Despite continued economic uncertainty, more and more organizations are deciding to move forward with large and previously deferred IT projects. These initiatives may include long-overdue upgrades of legacy systems, the implementation of new solutions such as enterprise resource planning (ERP) systems, as well as the adoption of emerging technology to improve the business.
Technology touches almost every aspect of business today, which means organizations must ensure each IT project is executed well. However, overall failure rates for major IT projects are high – and resources are wasted – because risks are not managed effectively from the outset. A risk management approach that focuses not only on traditional considerations such as schedule and budget, but also other aspects, like strategic alignment and delivery of expected benefits, is required.
Challenges and Opportunities
Any significant change in technology presents risk – both positive and negative. Costly delays due to unforeseen issues and risks are common for large, complex IT projects. So too are failure rates related to generating positive results for the organization over the long term. As more businesses move to accelerate their technology investments, they should make an honest assessment of their project delivery capabilities, especially if there is an uneven history of success for such initiatives.

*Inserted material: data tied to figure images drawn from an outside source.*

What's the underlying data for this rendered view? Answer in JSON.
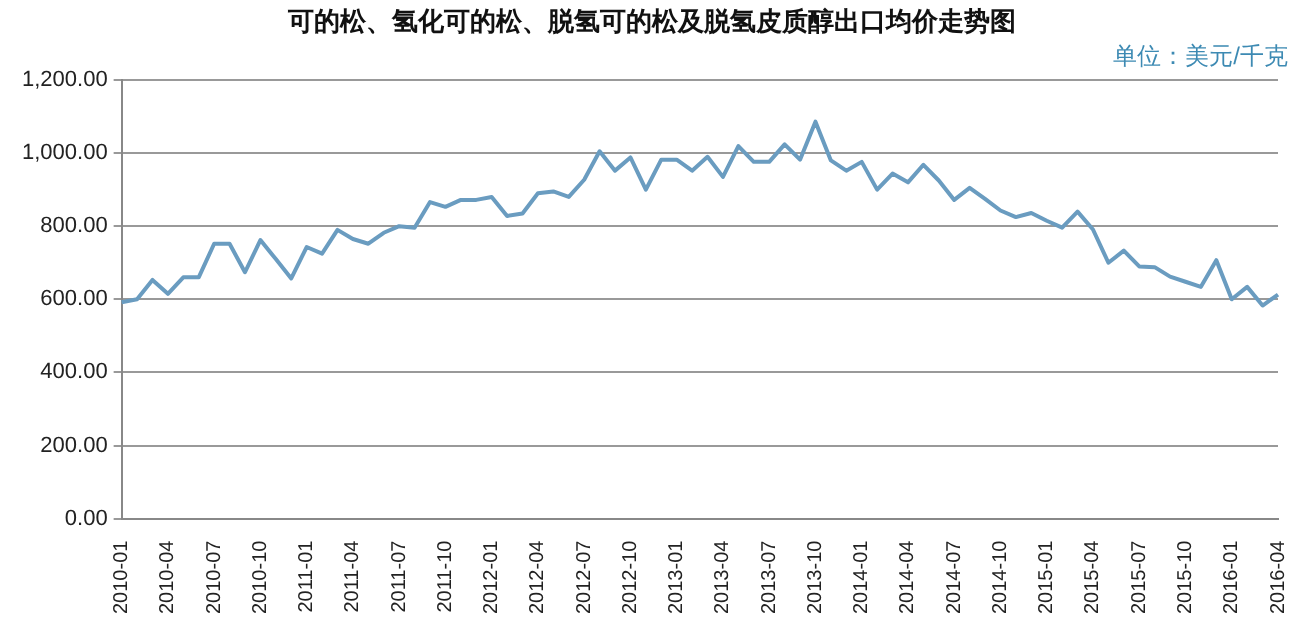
{
  "chart_data": {
    "type": "line",
    "title": "可的松、氢化可的松、脱氢可的松及脱氢皮质醇出口均价走势图",
    "subtitle": "单位：美元/千克",
    "categories": [
      "2010-01",
      null,
      null,
      "2010-04",
      null,
      null,
      "2010-07",
      null,
      null,
      "2010-10",
      null,
      null,
      "2011-01",
      null,
      null,
      "2011-04",
      null,
      null,
      "2011-07",
      null,
      null,
      "2011-10",
      null,
      null,
      "2012-01",
      null,
      null,
      "2012-04",
      null,
      null,
      "2012-07",
      null,
      null,
      "2012-10",
      null,
      null,
      "2013-01",
      null,
      null,
      "2013-04",
      null,
      null,
      "2013-07",
      null,
      null,
      "2013-10",
      null,
      null,
      "2014-01",
      null,
      null,
      "2014-04",
      null,
      null,
      "2014-07",
      null,
      null,
      "2014-10",
      null,
      null,
      "2015-01",
      null,
      null,
      "2015-04",
      null,
      null,
      "2015-07",
      null,
      null,
      "2015-10",
      null,
      null,
      "2016-01",
      null,
      null,
      "2016-04"
    ],
    "series": [
      {
        "color": "#6a9cc0",
        "values": [
          592,
          600,
          653,
          615,
          660,
          660,
          752,
          752,
          674,
          762,
          710,
          657,
          743,
          725,
          790,
          765,
          752,
          782,
          800,
          796,
          866,
          853,
          872,
          872,
          880,
          828,
          835,
          890,
          895,
          880,
          927,
          1005,
          952,
          988,
          900,
          982,
          982,
          952,
          990,
          935,
          1019,
          976,
          976,
          1024,
          982,
          1086,
          980,
          952,
          976,
          900,
          944,
          920,
          968,
          925,
          872,
          905,
          875,
          843,
          825,
          836,
          815,
          796,
          840,
          791,
          700,
          733,
          690,
          688,
          662,
          648,
          634,
          707,
          600,
          634,
          583,
          613
        ]
      }
    ],
    "ylim": [
      0,
      1200
    ],
    "yticks": [
      {
        "value": 0,
        "label": "0.00"
      },
      {
        "value": 200,
        "label": "200.00"
      },
      {
        "value": 400,
        "label": "400.00"
      },
      {
        "value": 600,
        "label": "600.00"
      },
      {
        "value": 800,
        "label": "800.00"
      },
      {
        "value": 1000,
        "label": "1,000.00"
      },
      {
        "value": 1200,
        "label": "1,200.00"
      }
    ],
    "grid": "y",
    "marker": "none",
    "line_style": "solid",
    "legend": false
  }
}
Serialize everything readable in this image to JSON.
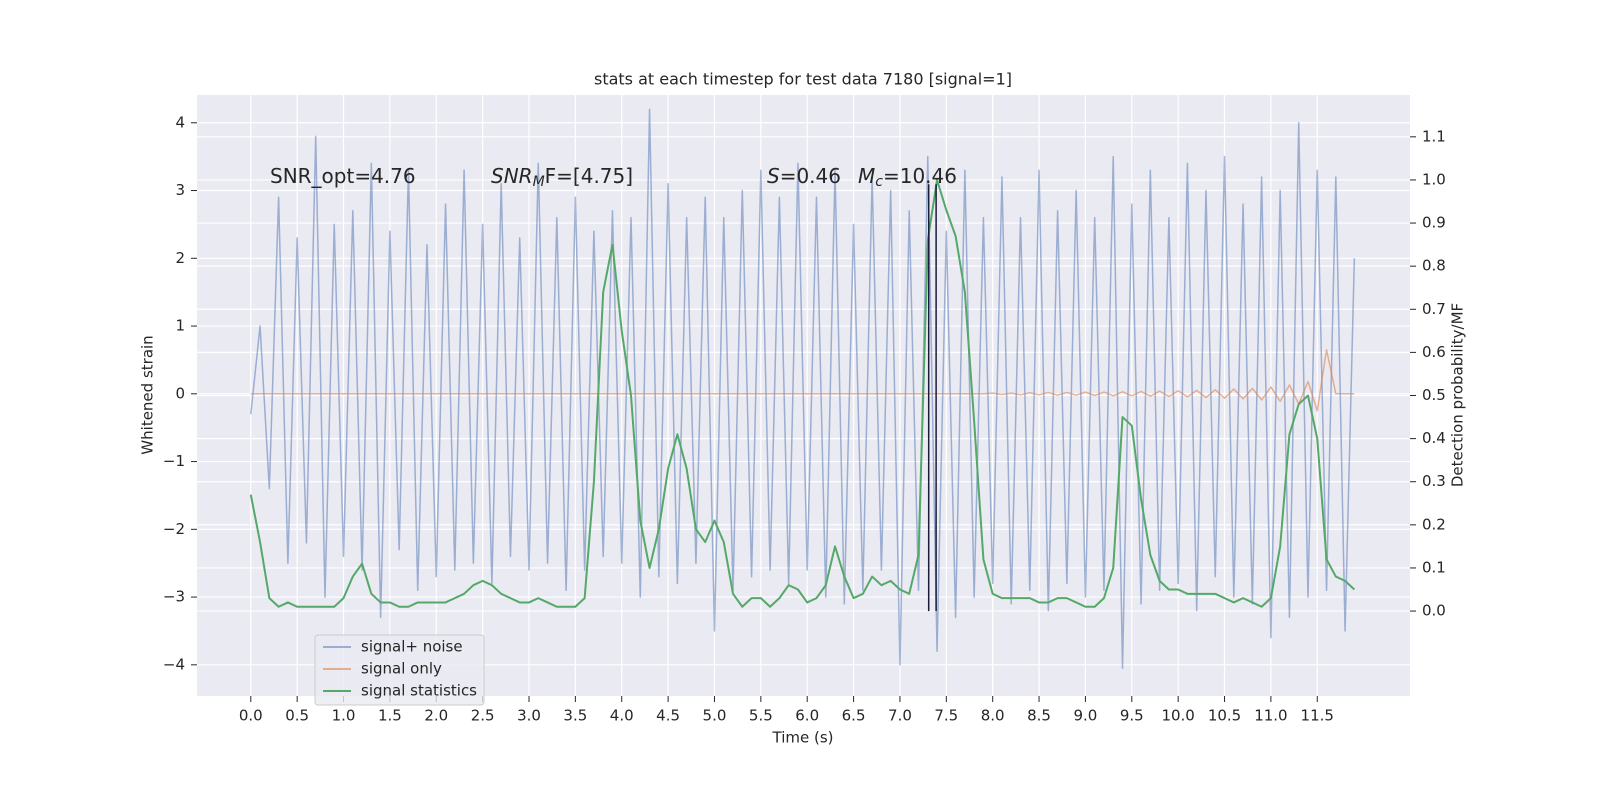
{
  "chart_data": {
    "type": "line",
    "title": "stats at each timestep for test data 7180 [signal=1]",
    "xlabel": "Time (s)",
    "ylabel": "Whitened strain",
    "y2label": "Detection probability/MF",
    "annotations": [
      [
        "SNR_opt=4.76"
      ],
      [
        "SNR",
        "M",
        "F=[4.75]"
      ],
      [
        "S",
        "=0.46"
      ],
      [
        "M",
        "c",
        "=10.46"
      ]
    ],
    "xlim": [
      -0.58,
      12.5
    ],
    "ylim": [
      -4.46,
      4.41
    ],
    "y2lim": [
      -0.197,
      1.197
    ],
    "xticks": [
      {
        "value": 0,
        "label": "0.0"
      },
      0.5,
      {
        "value": 1,
        "label": "1.0"
      },
      1.5,
      {
        "value": 2,
        "label": "2.0"
      },
      2.5,
      {
        "value": 3,
        "label": "3.0"
      },
      3.5,
      {
        "value": 4,
        "label": "4.0"
      },
      4.5,
      {
        "value": 5,
        "label": "5.0"
      },
      5.5,
      {
        "value": 6,
        "label": "6.0"
      },
      6.5,
      {
        "value": 7,
        "label": "7.0"
      },
      7.5,
      {
        "value": 8,
        "label": "8.0"
      },
      8.5,
      {
        "value": 9,
        "label": "9.0"
      },
      9.5,
      {
        "value": 10,
        "label": "10.0"
      },
      10.5,
      {
        "value": 11,
        "label": "11.0"
      },
      11.5
    ],
    "yticks": [
      {
        "value": -4,
        "label": "−4"
      },
      {
        "value": -3,
        "label": "−3"
      },
      {
        "value": -2,
        "label": "−2"
      },
      {
        "value": -1,
        "label": "−1"
      },
      0,
      1,
      2,
      3,
      4
    ],
    "y2ticks": [
      {
        "value": 0,
        "label": "0.0"
      },
      0.1,
      0.2,
      0.3,
      0.4,
      0.5,
      0.6,
      0.7,
      0.8,
      0.9,
      {
        "value": 1,
        "label": "1.0"
      },
      1.1
    ],
    "grid": true,
    "legend_loc": "lower left",
    "x": [
      0.0,
      0.1,
      0.2,
      0.3,
      0.4,
      0.5,
      0.6,
      0.7,
      0.8,
      0.9,
      1.0,
      1.1,
      1.2,
      1.3,
      1.4,
      1.5,
      1.6,
      1.7,
      1.8,
      1.9,
      2.0,
      2.1,
      2.2,
      2.3,
      2.4,
      2.5,
      2.6,
      2.7,
      2.8,
      2.9,
      3.0,
      3.1,
      3.2,
      3.3,
      3.4,
      3.5,
      3.6,
      3.7,
      3.8,
      3.9,
      4.0,
      4.1,
      4.2,
      4.3,
      4.4,
      4.5,
      4.6,
      4.7,
      4.8,
      4.9,
      5.0,
      5.1,
      5.2,
      5.3,
      5.4,
      5.5,
      5.6,
      5.7,
      5.8,
      5.9,
      6.0,
      6.1,
      6.2,
      6.3,
      6.4,
      6.5,
      6.6,
      6.7,
      6.8,
      6.9,
      7.0,
      7.1,
      7.2,
      7.3,
      7.4,
      7.5,
      7.6,
      7.7,
      7.8,
      7.9,
      8.0,
      8.1,
      8.2,
      8.3,
      8.4,
      8.5,
      8.6,
      8.7,
      8.8,
      8.9,
      9.0,
      9.1,
      9.2,
      9.3,
      9.4,
      9.5,
      9.6,
      9.7,
      9.8,
      9.9,
      10.0,
      10.1,
      10.2,
      10.3,
      10.4,
      10.5,
      10.6,
      10.7,
      10.8,
      10.9,
      11.0,
      11.1,
      11.2,
      11.3,
      11.4,
      11.5,
      11.6,
      11.7,
      11.8,
      11.9
    ],
    "series": [
      {
        "name": "signal+ noise",
        "color": "#4c72b0",
        "alpha": 0.5,
        "values": [
          -0.3,
          1.0,
          -1.4,
          2.9,
          -2.5,
          2.3,
          -2.2,
          3.8,
          -3.0,
          2.5,
          -2.4,
          2.7,
          -2.6,
          3.4,
          -3.3,
          2.4,
          -2.3,
          3.3,
          -2.9,
          2.2,
          -2.7,
          2.8,
          -2.6,
          3.3,
          -2.5,
          2.5,
          -2.8,
          3.1,
          -2.4,
          2.3,
          -2.6,
          3.4,
          -2.5,
          2.6,
          -2.9,
          2.9,
          -2.6,
          2.4,
          -2.4,
          2.7,
          -2.5,
          2.6,
          -3.0,
          4.2,
          -2.7,
          3.1,
          -2.8,
          2.6,
          -2.5,
          2.9,
          -3.5,
          2.6,
          -2.9,
          3.0,
          -2.7,
          3.3,
          -2.6,
          2.9,
          -2.8,
          3.4,
          -2.6,
          2.9,
          -3.0,
          3.3,
          -3.1,
          2.5,
          -2.9,
          3.2,
          -2.6,
          3.0,
          -4.0,
          2.7,
          -2.9,
          3.5,
          -3.8,
          2.4,
          -3.3,
          3.3,
          -3.0,
          2.6,
          -2.8,
          3.2,
          -3.1,
          2.6,
          -2.9,
          3.3,
          -3.2,
          2.7,
          -2.8,
          3.0,
          -3.0,
          2.6,
          -2.9,
          3.5,
          -4.05,
          2.8,
          -3.1,
          3.3,
          -2.9,
          2.6,
          -2.8,
          3.4,
          -3.2,
          3.0,
          -2.7,
          3.5,
          -3.0,
          2.8,
          -3.1,
          3.2,
          -3.6,
          3.0,
          -3.3,
          4.0,
          -3.0,
          3.3,
          -2.9,
          3.2,
          -3.5,
          2.0
        ]
      },
      {
        "name": "signal only",
        "color": "#dd8452",
        "alpha": 0.6,
        "values": [
          0,
          0,
          0,
          0,
          0,
          0,
          0,
          0,
          0,
          0,
          0,
          0,
          0,
          0,
          0,
          0,
          0,
          0,
          0,
          0,
          0,
          0,
          0,
          0,
          0,
          0,
          0,
          0,
          0,
          0,
          0,
          0,
          0,
          0,
          0,
          0,
          0,
          0,
          0,
          0,
          0,
          0,
          0,
          0,
          0,
          0,
          0,
          0,
          0,
          0,
          0,
          0,
          0,
          0,
          0,
          0,
          0,
          0,
          0,
          0,
          0,
          0,
          0,
          0,
          0,
          0,
          0,
          0,
          0,
          0,
          0,
          0,
          0,
          0,
          0,
          0,
          0,
          0,
          0,
          0,
          0.01,
          -0.01,
          0.01,
          -0.015,
          0.015,
          -0.015,
          0.02,
          -0.02,
          0.02,
          -0.02,
          0.025,
          -0.025,
          0.025,
          -0.03,
          0.03,
          -0.03,
          0.035,
          -0.035,
          0.04,
          -0.04,
          0.045,
          -0.045,
          0.05,
          -0.055,
          0.06,
          -0.065,
          0.07,
          -0.075,
          0.08,
          -0.09,
          0.1,
          -0.11,
          0.13,
          -0.15,
          0.18,
          -0.25,
          0.65,
          0,
          0,
          0
        ]
      },
      {
        "name": "signal statistics",
        "color": "#55a868",
        "alpha": 1,
        "axis": "y2",
        "values": [
          0.27,
          0.16,
          0.03,
          0.01,
          0.02,
          0.01,
          0.01,
          0.01,
          0.01,
          0.01,
          0.03,
          0.08,
          0.11,
          0.04,
          0.02,
          0.02,
          0.01,
          0.01,
          0.02,
          0.02,
          0.02,
          0.02,
          0.03,
          0.04,
          0.06,
          0.07,
          0.06,
          0.04,
          0.03,
          0.02,
          0.02,
          0.03,
          0.02,
          0.01,
          0.01,
          0.01,
          0.03,
          0.3,
          0.74,
          0.85,
          0.65,
          0.5,
          0.21,
          0.1,
          0.19,
          0.33,
          0.41,
          0.33,
          0.19,
          0.16,
          0.21,
          0.16,
          0.04,
          0.01,
          0.03,
          0.03,
          0.01,
          0.03,
          0.06,
          0.05,
          0.02,
          0.03,
          0.06,
          0.15,
          0.08,
          0.03,
          0.04,
          0.08,
          0.06,
          0.07,
          0.05,
          0.04,
          0.13,
          0.86,
          1.0,
          0.93,
          0.87,
          0.74,
          0.44,
          0.12,
          0.04,
          0.03,
          0.03,
          0.03,
          0.03,
          0.02,
          0.02,
          0.03,
          0.03,
          0.02,
          0.01,
          0.01,
          0.03,
          0.1,
          0.45,
          0.43,
          0.26,
          0.13,
          0.07,
          0.05,
          0.05,
          0.04,
          0.04,
          0.04,
          0.04,
          0.03,
          0.02,
          0.03,
          0.02,
          0.01,
          0.03,
          0.15,
          0.41,
          0.48,
          0.5,
          0.4,
          0.12,
          0.08,
          0.07,
          0.05
        ]
      }
    ],
    "vlines": {
      "x": [
        7.31,
        7.39
      ],
      "ymin": 0,
      "ymax": 0.99,
      "color": "#1c1c3a",
      "axis": "y2"
    }
  }
}
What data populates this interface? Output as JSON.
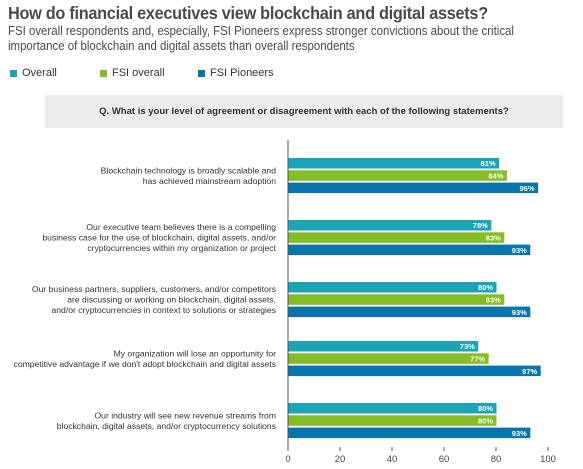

Senior management can no longer delegate the responsibility for success of the company’s technology initiatives solely to IT. A frequently cited reason for a large IT project’s failure or distress is inadequate executive engagement – from senior leadership, including the chief information officer, to business owners whose operations and teams will be affected directly by the IT investment. To determine where best to invest their time relative to key projects, senior leadership must have better information, processes and tools to assess project risks.
Our Point of View
The successful execution of a major investment such as a large IT project – from planning to implementation to launch, and even beyond – requires proactive, effective oversight by the organization’s executive team. Too often, company leaders assume a reactive role, stepping in only after trouble arises and focusing their energy on trying to save the most distressed projects, or practicing “management by exception” by actively engaging with a project only when it does not produce desired results.
Senior executives should instead become involved early on in the life cycle of any high-risk, significant project to provide guidance and needed support. By adopting a risk-based approach to project oversight, they can proactively assess possible issues in project portfolios before they become significant. This approach also will help senior executives determine what the extent and nature of their involvement should be at the project, program and portfolio levels.
Risk-based project management should begin with a macro assessment of overall portfolio risk. Portfolio risk factors can include:
- The project’s potential impact – positive and negative – on critical business objectives
- Regulatory concerns, such as noncompliance with data security standards like the Health Insurance Portability and Accountability Act (HIPAA)
- The maturity of technology delivered (i.e., the general rule is that the more cutting-edge – and therefore, unproven and unfamiliar – the technology, the greater the risk to the business)
- The size of the investment
- Use of third-party vendors to deliver and support critical business and IT capabilities
The assessment of portfolio risk should result in a commensurate level of risk oversight by senior executives. This includes defining which projects in the portfolio should receive the most attention and focus by executive management, and improving governance to enable more timely and informed decision-making. The risk assessment and ongoing monitoring process should be linked to enterprise risk management efforts being undertaken by the organization, providing overall insights that executive management and the board of directors should understand and assess.
In addition, an overall assessment of portfolio risk should lead to improved project standards at both the program and portfolio levels. Ongoing project risk management efforts should be aligned to the portfolio risk assessment by adjusting the level of detail and the frequency of project reviews. In other words, the maturity of project management functions, the level of talent assigned to the project, and the amount of ongoing oversight should all be calibrated based on project risk.
How We Help Companies Succeed
Protiviti provides a variety of services to assist companies with their major IT projects. We perform detailed, independent, project risk assessments on key initiatives. Our teams also assist in the development of ongoing project risk management functions. Additionally, Protiviti can help clients manage risk via services that develop, improve and even staff program management offices.
A major financial services company was engaged in a multiyear technology and business transformation effort. Because of the size, complexity and sheer number of initiatives being executed, executive management felt that project oversight and project risk management capabilities needed to be greatly enhanced. Protiviti assisted the organization by:
- Developing a standardized, repeatable process to assess the high-level risk profile of each project in the portfolio
- Conducting detailed project risk assessments on several of the highest risk initiatives
- Training client staff on the execution of project risk assessments using Protiviti’s methodology and framework
- Assisting the client with developing an internal organization to perform project risk assessments on an ongoing basis
The company’s senior executives and project leaders cited Protiviti’s risk assessments as a key factor in improved project outcomes and governance; as a result, they authorized a doubling of the current investment in risk assessment efforts.